In reply to by Anonymous (not verified)

Douglas Cootey
September, 6 2010 at 6:22 pm

Well stated. Thanks for commenting. Good luck with your progress. You have a wonderful attitude.

September, 1 2010 at 4:58 am

I am an adult (52yr.) with ADD. I've been taking meds for almost 10 years now and completely agree that the quieted the noise but gave me no skills.
I have had about 4 years (much of it prior to ADD diagnosis) of conventional therapy which I have also found extremely useful. Remember that at my age, I grew up without ADD in the child-rearing lexicon and you pick up an awful lot of baggage that way.
Most recently, I spent almost a whole year with a CBT therapist. I found that CBT for the ADD has an ironic challenge. The therapy requires that I actively do written excercises between sessions. Well, for me, that just translated into homework... and we all know where that leads us. Personally, I feel I got "some benefit" but going the first 40 years of life undiagnosed leaves a real rats-nest in the brain to untangle.
Regardless of my own tepid response to CBT, I heartily endorse it to others with ADD as having potential. The thing is, is that there are no magic bullets. All you can do is just keep trying different things which, over time, will give you an inventory of tools that help you. Even though I strongly qualify my own success with it, it is easy for me to see how it might be a fairly powerful tool for another ADD sufferer.

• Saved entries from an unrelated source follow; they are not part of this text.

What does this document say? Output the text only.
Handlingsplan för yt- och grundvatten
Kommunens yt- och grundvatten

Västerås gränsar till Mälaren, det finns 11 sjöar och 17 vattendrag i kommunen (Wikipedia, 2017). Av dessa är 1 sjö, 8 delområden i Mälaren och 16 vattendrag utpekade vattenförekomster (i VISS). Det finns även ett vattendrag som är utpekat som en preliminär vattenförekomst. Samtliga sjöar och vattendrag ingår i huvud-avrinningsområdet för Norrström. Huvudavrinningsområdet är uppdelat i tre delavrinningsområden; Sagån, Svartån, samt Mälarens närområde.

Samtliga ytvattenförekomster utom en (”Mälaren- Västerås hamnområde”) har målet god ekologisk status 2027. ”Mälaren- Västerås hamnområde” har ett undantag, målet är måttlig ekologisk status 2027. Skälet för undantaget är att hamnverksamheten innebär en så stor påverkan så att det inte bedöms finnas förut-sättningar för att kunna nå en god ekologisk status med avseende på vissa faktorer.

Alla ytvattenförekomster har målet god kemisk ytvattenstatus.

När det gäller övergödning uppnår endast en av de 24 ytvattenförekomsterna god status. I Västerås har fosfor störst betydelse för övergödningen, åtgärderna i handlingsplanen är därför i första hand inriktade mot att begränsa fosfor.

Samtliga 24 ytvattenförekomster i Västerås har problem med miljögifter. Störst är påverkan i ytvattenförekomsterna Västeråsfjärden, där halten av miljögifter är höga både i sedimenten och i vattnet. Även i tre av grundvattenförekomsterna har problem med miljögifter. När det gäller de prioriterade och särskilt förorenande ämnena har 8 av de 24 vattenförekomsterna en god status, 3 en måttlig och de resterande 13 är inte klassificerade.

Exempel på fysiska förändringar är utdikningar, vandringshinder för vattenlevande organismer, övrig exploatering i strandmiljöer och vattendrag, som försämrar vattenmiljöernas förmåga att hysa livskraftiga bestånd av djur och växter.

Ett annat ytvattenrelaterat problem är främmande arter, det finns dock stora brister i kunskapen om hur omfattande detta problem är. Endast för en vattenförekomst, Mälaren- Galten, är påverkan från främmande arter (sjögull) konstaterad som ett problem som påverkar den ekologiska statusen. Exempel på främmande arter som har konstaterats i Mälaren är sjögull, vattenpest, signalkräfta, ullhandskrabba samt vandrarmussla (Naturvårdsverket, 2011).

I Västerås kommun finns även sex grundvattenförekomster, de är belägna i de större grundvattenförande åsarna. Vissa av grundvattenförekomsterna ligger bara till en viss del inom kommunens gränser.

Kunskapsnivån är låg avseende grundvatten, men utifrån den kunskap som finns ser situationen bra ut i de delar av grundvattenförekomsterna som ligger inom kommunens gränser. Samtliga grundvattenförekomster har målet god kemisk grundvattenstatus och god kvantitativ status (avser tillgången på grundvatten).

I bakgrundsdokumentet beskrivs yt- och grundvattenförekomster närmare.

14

In reply to by Anonymous (not verified)

Douglas Cootey
September, 6 2010 at 6:29 pm

Written homework. Interesting. My CBT didn't give me work like that. We'd set goals, I'd work on them for the week, then report back. After that, we'd refine and repeat unless we needed to pursue a different direction/problem. It is very important to see a CBT who specializes in the unique challenges of ADHD. If your CBT advertised that he/she was versed in ADHD, then perhaps they didn't understand how you process information very well. Don't write off CBT quite yet.

August, 30 2010 at 4:49 am

I'm a mother of sons, who are now adults Some have ADHD, and the others have ADD. Without being aware, I raised my boys with CBT. I realized when they were young that having a set routine helped them be better focused and have better social skills. Without a schedule they were in constant chaos. So, meals were at the same time daily, and they had a list on the fridge for chores. I kept them busy with activities, and they had play time outside to get their wiggles out. The oldest took ritalin for school days only. The others did not. My oldest had trouble with med side affects, just like you, Douglas. So I talked with Doctors and my husband and I developed a plan that would help bring peace to our sons & home. Most days it worked, some times it didn't. The plan changed from year to year, just as my boys changed over time. Taking control of your difficulties is always a good way to go.

In reply to by Anonymous (not verified)

Douglas Cootey
September, 6 2010 at 6:32 pm

Keeping on top of it is tough. The brain is as stubborn as it is resilient. Change is tough work. Good for you in persevering.